Sequence variables and chemical shift corrections calculated by Pace regression
Use of Weka provided not only access to Pace Regression, but also various assessments of the quality of the predictions. In particular, we used 10-fold stratified cross-validation during our analysis. Rather than providing correlation coefficients and root mean squared (rms) deviations of the predictions using all the data in the prediction, this technique trains the model on 90 % of the data and then assesses the results of predicting the remaining 10 % of the data. The process is repeated 10 times, using a different subset of the data each time and derives the correlation coefficients and rms deviations based on the whole process. Pace regression was used independently on each atom type present in each of the four central nucleotides for a total of 19 regression calculations.
We were unable in our analysis to adequately identify and control for sample conditions (pH, temperature, ionic strength, etc.) and unusual molecular conformation, and there is a significant possibility of misassignment, especially of some atom types. Therefore, after dropping a single obvious major outlier, we minimized these effects by automatically trimming outliers and automatically adjusting the reference for the chemical shift sets. Automated outlier elimination was performed by running two passes of the Pace Regression for each atom/central nucleotide. In the first pass, the rms deviations between the experimental and predicted values were calculated using all of the data. Any data values that deviated from the predicted values by more than three times the rms deviation value were dropped, and a second pass of the Pace Regression was performed on the now trimmed dataset. Automatic re-referencing was achieved by performing the above analysis (including outlier detection) twice. In the first of these passes, the mean error of prediction was calculated for all the shifts from each BMRB file. Prior to the second pass, each shift was corrected by the mean deviation calculated for the corresponding BMRB file. The chemical shift corrections determined by this approach are listed in Table S3.

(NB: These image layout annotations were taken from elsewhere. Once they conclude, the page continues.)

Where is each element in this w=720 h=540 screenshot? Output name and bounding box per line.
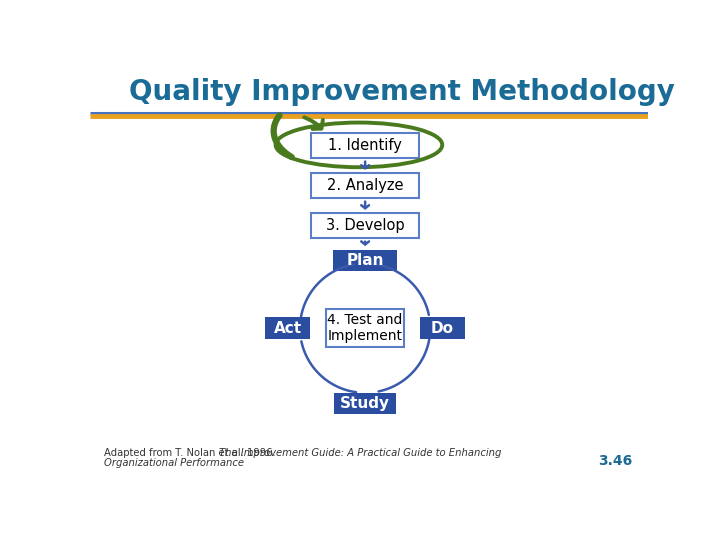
FancyBboxPatch shape	[333, 249, 397, 271]
Text: Do: Do	[431, 321, 454, 336]
FancyBboxPatch shape	[265, 318, 310, 339]
Text: 3.46: 3.46	[598, 454, 632, 468]
FancyBboxPatch shape	[326, 309, 404, 347]
Text: Plan: Plan	[346, 253, 384, 268]
Text: Organizational Performance: Organizational Performance	[104, 457, 244, 468]
Text: 3. Develop: 3. Develop	[326, 218, 405, 233]
FancyBboxPatch shape	[334, 393, 396, 414]
FancyBboxPatch shape	[311, 173, 419, 198]
Text: Study: Study	[340, 396, 390, 411]
Text: 2. Analyze: 2. Analyze	[327, 178, 403, 193]
FancyBboxPatch shape	[311, 213, 419, 238]
FancyBboxPatch shape	[311, 133, 419, 158]
Text: The Improvement Guide: A Practical Guide to Enhancing: The Improvement Guide: A Practical Guide…	[219, 448, 501, 457]
Text: 1. Identify: 1. Identify	[328, 138, 402, 153]
FancyBboxPatch shape	[420, 318, 465, 339]
Text: Quality Improvement Methodology: Quality Improvement Methodology	[129, 78, 675, 106]
Text: Adapted from T. Nolan et al. 1996.: Adapted from T. Nolan et al. 1996.	[104, 448, 279, 457]
Text: 4. Test and
Implement: 4. Test and Implement	[328, 313, 402, 343]
Text: Act: Act	[274, 321, 302, 336]
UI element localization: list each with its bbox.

The RNAShifts program was written using JTcl (http://jtcl.kenai.com
) and Swank (http://swank.kenai.com
), which are the Java implementations of the Tcl programming language and Tk graphical user interface toolkit (Ousterhout and Jones 2010
). The analysis mode is run in three stages. The first loads BMRB files (fetching them from http://bmrb.wisc.edu
if necessary), extracts chemical shifts, and then uses the input template to assign attributes to each shift. The second stage reads the output of the first stage and generates input files in the format used by Weka. The third executes Weka multiple times for each proton type, manages the two passes used for outlier detection and generates various statistical output files. The graphical interface module allows plotting predicted and experimental data subject to various criteria for choosing subsets of the data and attributes for plotting. The RNAShifts program is available upon request from the author (BAJ).